For a while, at least.
“Did you hear what I said,” his father demanded.
“How wonderful for him—which cousin is it?”
“Enoch’s son. It was arranged. The families are going to have an eventing weekend to celebrate.”
“At their estate here or in South Carolina?”
“Here. It is time for the race to reestablish proper traditions in Caldwell. Without tradition, we are nothing.”
Read: You are worthless unless you get with the program.
Although naturally his father would couch the directive in much more scholarly terms.
Saxton frowned as he finally looked at the male. Sitting behind his desk, Tyhm had always been thin, an Ichabod Crane figure in suits that hung like funeral draping from his bony shoulders. Compared to their last visit, he appeared to have lost weight, his sharp features holding up his facial skin like supports under a pitched tent.
Saxton didn’t look anything like his sire, that dark hair and those dark eyes, that pale skin and lanky body not what the genetic lottery had dealt him. Instead, his mother and he had been pea-and-pod in disposition and decoration, fair and gray eyed with a healthy glow to their skin.
His father had often remarked on how similar he was to his mahmen—and looking back on it, he wasn’t sure that had been a compliment.

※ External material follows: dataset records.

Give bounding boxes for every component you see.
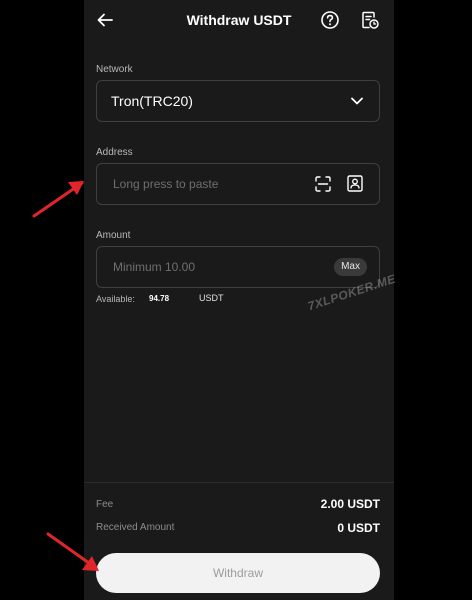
scan-icon[interactable] (315, 176, 331, 192)
address-input[interactable] (113, 164, 303, 204)
annotation-arrow-withdraw (46, 532, 99, 571)
contact-book-icon[interactable] (347, 175, 363, 192)
network-value: Tron(TRC20) (111, 93, 193, 109)
header: Withdraw USDT (84, 0, 394, 40)
fee-value: 2.00 USDT (320, 497, 380, 511)
amount-label: Amount (96, 230, 131, 241)
address-label: Address (96, 147, 133, 158)
withdraw-button[interactable]: Withdraw (96, 553, 380, 593)
history-icon[interactable] (360, 10, 380, 30)
annotation-arrow-address (32, 181, 84, 218)
network-label: Network (96, 64, 133, 75)
available-value: 94.78 (149, 294, 170, 303)
amount-field: Max (96, 246, 380, 288)
received-amount-label: Received Amount (96, 522, 175, 533)
chevron-down-icon[interactable] (351, 96, 363, 106)
received-amount-value: 0 USDT (337, 521, 380, 535)
amount-input[interactable] (113, 247, 303, 287)
max-button[interactable]: Max (334, 258, 367, 276)
divider (84, 482, 394, 483)
withdraw-screen: Withdraw USDT Network Tron(TRC20) Addres… (84, 0, 397, 600)
network-select[interactable]: Tron(TRC20) (96, 80, 380, 122)
available-unit: USDT (199, 293, 224, 303)
fee-label: Fee (96, 499, 114, 510)
address-field (96, 163, 380, 205)
help-icon[interactable] (320, 10, 340, 30)
available-label: Available: (96, 294, 135, 304)
page-title: Withdraw USDT (186, 12, 292, 28)
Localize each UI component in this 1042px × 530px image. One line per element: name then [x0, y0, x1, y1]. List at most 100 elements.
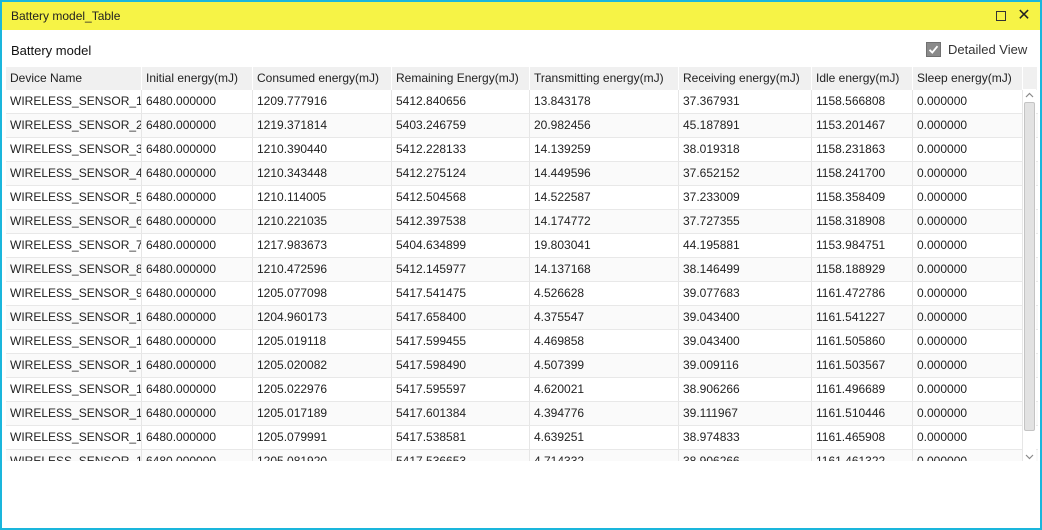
- energy-cell[interactable]: 1161.461322: [812, 450, 913, 461]
- energy-cell[interactable]: 4.394776: [530, 402, 679, 426]
- energy-cell[interactable]: 0.000000: [913, 114, 1023, 138]
- scroll-thumb[interactable]: [1024, 102, 1035, 431]
- detailed-view-toggle[interactable]: Detailed View: [926, 42, 1027, 57]
- energy-cell[interactable]: 6480.000000: [142, 210, 253, 234]
- energy-cell[interactable]: 4.375547: [530, 306, 679, 330]
- energy-cell[interactable]: 39.111967: [679, 402, 812, 426]
- energy-cell[interactable]: 1158.358409: [812, 186, 913, 210]
- energy-cell[interactable]: 14.174772: [530, 210, 679, 234]
- energy-cell[interactable]: 6480.000000: [142, 450, 253, 461]
- energy-cell[interactable]: 1158.241700: [812, 162, 913, 186]
- scroll-up-button[interactable]: [1023, 89, 1036, 101]
- column-header[interactable]: Receiving energy(mJ): [679, 67, 812, 90]
- energy-cell[interactable]: 6480.000000: [142, 162, 253, 186]
- energy-cell[interactable]: 0.000000: [913, 378, 1023, 402]
- energy-cell[interactable]: 38.906266: [679, 378, 812, 402]
- energy-cell[interactable]: 4.507399: [530, 354, 679, 378]
- energy-cell[interactable]: 1205.081920: [253, 450, 392, 461]
- energy-cell[interactable]: 5417.598490: [392, 354, 530, 378]
- energy-cell[interactable]: 0.000000: [913, 90, 1023, 114]
- maximize-button[interactable]: [990, 6, 1012, 26]
- energy-cell[interactable]: 45.187891: [679, 114, 812, 138]
- energy-cell[interactable]: 4.469858: [530, 330, 679, 354]
- energy-cell[interactable]: 0.000000: [913, 402, 1023, 426]
- energy-cell[interactable]: 1219.371814: [253, 114, 392, 138]
- energy-cell[interactable]: 0.000000: [913, 354, 1023, 378]
- device-name-cell[interactable]: WIRELESS_SENSOR_6: [6, 210, 142, 234]
- energy-cell[interactable]: 1205.017189: [253, 402, 392, 426]
- device-name-cell[interactable]: WIRELESS_SENSOR_10: [6, 306, 142, 330]
- energy-cell[interactable]: 4.639251: [530, 426, 679, 450]
- energy-cell[interactable]: 4.620021: [530, 378, 679, 402]
- energy-cell[interactable]: 1158.231863: [812, 138, 913, 162]
- energy-cell[interactable]: 0.000000: [913, 138, 1023, 162]
- column-header[interactable]: Sleep energy(mJ): [913, 67, 1023, 90]
- energy-cell[interactable]: 6480.000000: [142, 258, 253, 282]
- energy-cell[interactable]: 5417.599455: [392, 330, 530, 354]
- energy-cell[interactable]: 5417.541475: [392, 282, 530, 306]
- energy-cell[interactable]: 37.367931: [679, 90, 812, 114]
- energy-cell[interactable]: 6480.000000: [142, 402, 253, 426]
- title-bar[interactable]: Battery model_Table ✕: [2, 2, 1040, 30]
- energy-cell[interactable]: 1161.472786: [812, 282, 913, 306]
- energy-cell[interactable]: 20.982456: [530, 114, 679, 138]
- energy-cell[interactable]: 39.043400: [679, 330, 812, 354]
- energy-cell[interactable]: 1153.201467: [812, 114, 913, 138]
- energy-cell[interactable]: 39.009116: [679, 354, 812, 378]
- energy-cell[interactable]: 5417.538581: [392, 426, 530, 450]
- energy-cell[interactable]: 1210.343448: [253, 162, 392, 186]
- device-name-cell[interactable]: WIRELESS_SENSOR_8: [6, 258, 142, 282]
- energy-cell[interactable]: 39.043400: [679, 306, 812, 330]
- energy-cell[interactable]: 38.974833: [679, 426, 812, 450]
- device-name-cell[interactable]: WIRELESS_SENSOR_5: [6, 186, 142, 210]
- energy-cell[interactable]: 6480.000000: [142, 186, 253, 210]
- energy-cell[interactable]: 6480.000000: [142, 354, 253, 378]
- energy-cell[interactable]: 0.000000: [913, 282, 1023, 306]
- energy-cell[interactable]: 5417.595597: [392, 378, 530, 402]
- device-name-cell[interactable]: WIRELESS_SENSOR_11: [6, 330, 142, 354]
- energy-cell[interactable]: 1210.221035: [253, 210, 392, 234]
- energy-cell[interactable]: 5412.228133: [392, 138, 530, 162]
- device-name-cell[interactable]: WIRELESS_SENSOR_12: [6, 354, 142, 378]
- detailed-view-checkbox[interactable]: [926, 42, 941, 57]
- energy-cell[interactable]: 1205.020082: [253, 354, 392, 378]
- device-name-cell[interactable]: WIRELESS_SENSOR_4: [6, 162, 142, 186]
- energy-cell[interactable]: 1210.472596: [253, 258, 392, 282]
- energy-cell[interactable]: 14.137168: [530, 258, 679, 282]
- energy-cell[interactable]: 0.000000: [913, 306, 1023, 330]
- energy-cell[interactable]: 5412.275124: [392, 162, 530, 186]
- energy-cell[interactable]: 4.714332: [530, 450, 679, 461]
- energy-cell[interactable]: 1161.510446: [812, 402, 913, 426]
- energy-cell[interactable]: 0.000000: [913, 450, 1023, 461]
- energy-cell[interactable]: 0.000000: [913, 426, 1023, 450]
- energy-cell[interactable]: 5417.601384: [392, 402, 530, 426]
- energy-cell[interactable]: 19.803041: [530, 234, 679, 258]
- energy-cell[interactable]: 6480.000000: [142, 90, 253, 114]
- close-button[interactable]: ✕: [1013, 6, 1035, 26]
- energy-cell[interactable]: 5417.536653: [392, 450, 530, 461]
- column-header[interactable]: Remaining Energy(mJ): [392, 67, 530, 90]
- device-name-cell[interactable]: WIRELESS_SENSOR_14: [6, 402, 142, 426]
- energy-cell[interactable]: 0.000000: [913, 258, 1023, 282]
- energy-cell[interactable]: 5403.246759: [392, 114, 530, 138]
- column-header[interactable]: Device Name: [6, 67, 142, 90]
- energy-cell[interactable]: 1205.079991: [253, 426, 392, 450]
- energy-cell[interactable]: 38.019318: [679, 138, 812, 162]
- energy-cell[interactable]: 1217.983673: [253, 234, 392, 258]
- energy-cell[interactable]: 0.000000: [913, 186, 1023, 210]
- column-header[interactable]: Consumed energy(mJ): [253, 67, 392, 90]
- energy-cell[interactable]: 1210.114005: [253, 186, 392, 210]
- energy-cell[interactable]: 1205.022976: [253, 378, 392, 402]
- energy-cell[interactable]: 38.146499: [679, 258, 812, 282]
- energy-cell[interactable]: 14.522587: [530, 186, 679, 210]
- column-header[interactable]: Initial energy(mJ): [142, 67, 253, 90]
- energy-cell[interactable]: 5412.145977: [392, 258, 530, 282]
- energy-cell[interactable]: 1204.960173: [253, 306, 392, 330]
- device-name-cell[interactable]: WIRELESS_SENSOR_13: [6, 378, 142, 402]
- energy-cell[interactable]: 1205.077098: [253, 282, 392, 306]
- energy-cell[interactable]: 1205.019118: [253, 330, 392, 354]
- energy-cell[interactable]: 6480.000000: [142, 330, 253, 354]
- energy-cell[interactable]: 1161.503567: [812, 354, 913, 378]
- energy-cell[interactable]: 1161.496689: [812, 378, 913, 402]
- energy-cell[interactable]: 1153.984751: [812, 234, 913, 258]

“So what are you doing for work,” his father muttered as he drummed his fingers on the leather blotter.
Over the male’s head, the portrait of his own father loomed with identical disapproval.
As Saxton was pegged with two sets of narrowed eyes, there was an almost irresistible urge to answer that question honestly: Saxton was, in fact, First Counsel to the King. And even in these times, when regard for the monarchy was at an all-time low, that was still impressive.
Especially to someone who revered the law like his father.
But no, Saxton thought. He was going to keep that to himself.
“I’m where I was,” he murmured.
“Trusts and estates is rather a complicated field. I was surprised you chose it. Who are some of your more recent clients?”
“You know I can’t divulge that information.”
His father brushed that aside. “It would not be anyone I know, surely.”
“No. Probably not.” Saxton tried to smile a little. “And you?”
That demeanor changed instantly, the subtle distaste ebbing out and being replaced by a mask that had all the revelatory quality of a slab of slate. “There are always things to command my attention.”
“Of course.”
As both of them continued speaking in a volley, the conversation remained stilted and irrelevant, and Saxton passed the time by putting his hand in his pocket and fitting his iPhone to his palm. He had planned his departure, and wondered when he could take his cue.
And then it came.
The phone on the desk, the one that had been made to appear “old-fashioned,” rang with an electronic bell that sounded as close to real as anything not actually brass could get.
“I’ll leave you,” Saxton said, taking a step back.
His father stared at the carefully hidden digital display … and appeared to forget how to answer the thing.
“Goodbye, F—” Saxton stopped himself. Ever since his orientation had been revealed, that was an f-word worse than fuck—at least when used by him.